-
Notifications
You must be signed in to change notification settings - Fork 8
Description
What would you like to be added?
Currently the NicFirmwareTemplate resource allows automatic firmware updating by pointing spec.template.nicFirmwareSourceRef to a valid firmware source and setting spec.template.updatePolicy to "Update". But the check whether a firmware update is needed is coming from a separate ConfigMap the user likely isn't aware of (nic-configuration-operator-supported-nic-firmware) and isn't connected to the firmware that actually is getting applied from the configured firmware source. As a result, you can get into an endless firmware update loop, if the firmware BFB is applying a different version than is defined in the ConfigMap.
Allowing the user to specify the intended firmware version in the NicFirmwareTemplate directly, ensures that the firmware version is checked against this value (which we can assume matches the firmware version in the source BFB) and prevents an endless loop.

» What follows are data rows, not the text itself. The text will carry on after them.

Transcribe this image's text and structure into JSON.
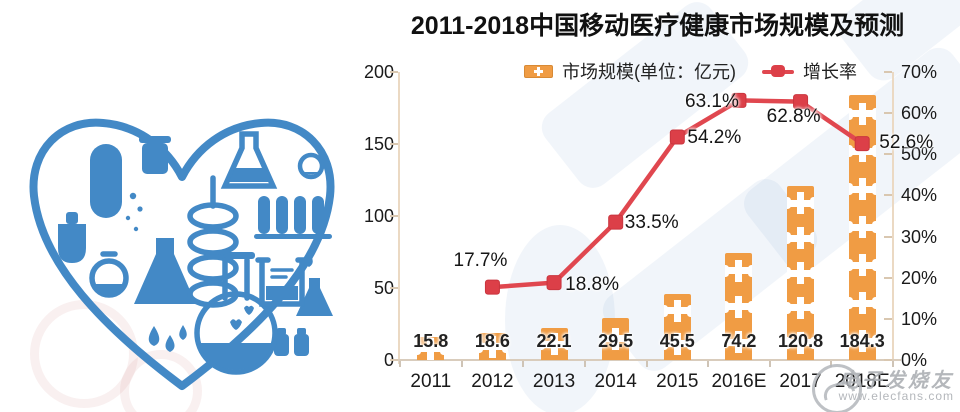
{
  "title": "2011-2018中国移动医疗健康市场规模及预测",
  "colors": {
    "bar_orange": "#F09C44",
    "line_red": "#E0474F",
    "marker_red": "#DC3F48",
    "heart_blue": "#4389C6",
    "axis_tan": "#EBD9C3"
  },
  "chart_data": {
    "type": "bar+line",
    "title": "2011-2018中国移动医疗健康市场规模及预测",
    "categories": [
      "2011",
      "2012",
      "2013",
      "2014",
      "2015",
      "2016E",
      "2017",
      "2018E"
    ],
    "series": [
      {
        "name": "市场规模(单位：亿元)",
        "type": "bar",
        "axis": "left",
        "values": [
          15.8,
          18.6,
          22.1,
          29.5,
          45.5,
          74.2,
          120.8,
          184.3
        ]
      },
      {
        "name": "增长率",
        "type": "line",
        "axis": "right",
        "unit": "%",
        "values": [
          null,
          17.7,
          18.8,
          33.5,
          54.2,
          63.1,
          62.8,
          52.6
        ]
      }
    ],
    "left_axis": {
      "min": 0,
      "max": 200,
      "ticks": [
        "200",
        "150",
        "100",
        "50",
        "0"
      ]
    },
    "right_axis": {
      "min": 0,
      "max": 70,
      "ticks": [
        "70%",
        "60%",
        "50%",
        "40%",
        "30%",
        "20%",
        "10%",
        "0%"
      ]
    },
    "grid": false,
    "legend_position": "top"
  },
  "watermark": {
    "site_name": "电子发烧友",
    "url": "www.elecfans.com"
  }
}
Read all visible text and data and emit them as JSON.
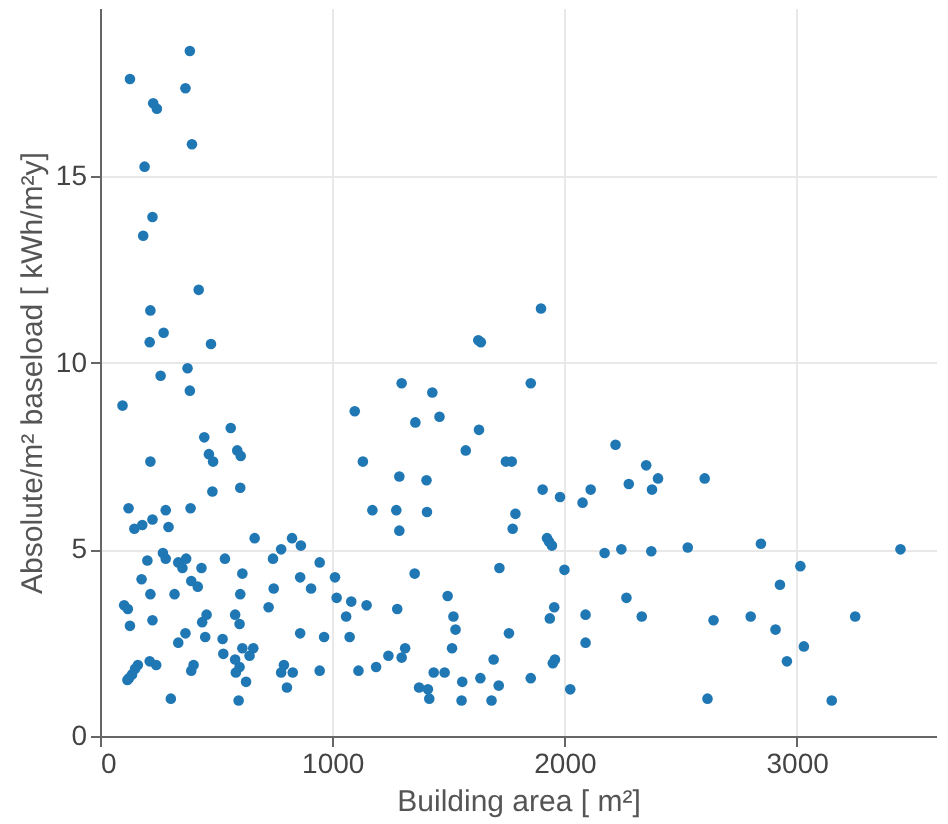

For example:
apiVersion: configuration.net.nvidia.com/v1alpha1
kind: NicFirmwareTemplate
metadata:
name: bf3-supernic-firmware
namespace: nvidia-network-operator
spec:
nodeSelector: {}
nicSelector:
nicType: "a2dc"
pciAddresses:
- "0000:7a:00.0"
template:
nicFirmwareSourceRef: bf3-firmware-310-82-25-07
nicFirmwareVersion: 32.46.3048
updatePolicy: Update
Deviating from the officially supported firmware as defined in the configmap should be reported as merely a warning.
What is the use case for this feature / enhancement?
I would like to transition from the host-based firmware flashing method (currently implemented through scripting) to letting this operator handle it. Especially since this operator is better at doing multiple NICs in parallel. But for that to be viable, the update logic can't be dependent on a configmap that most users wouldn't be aware of.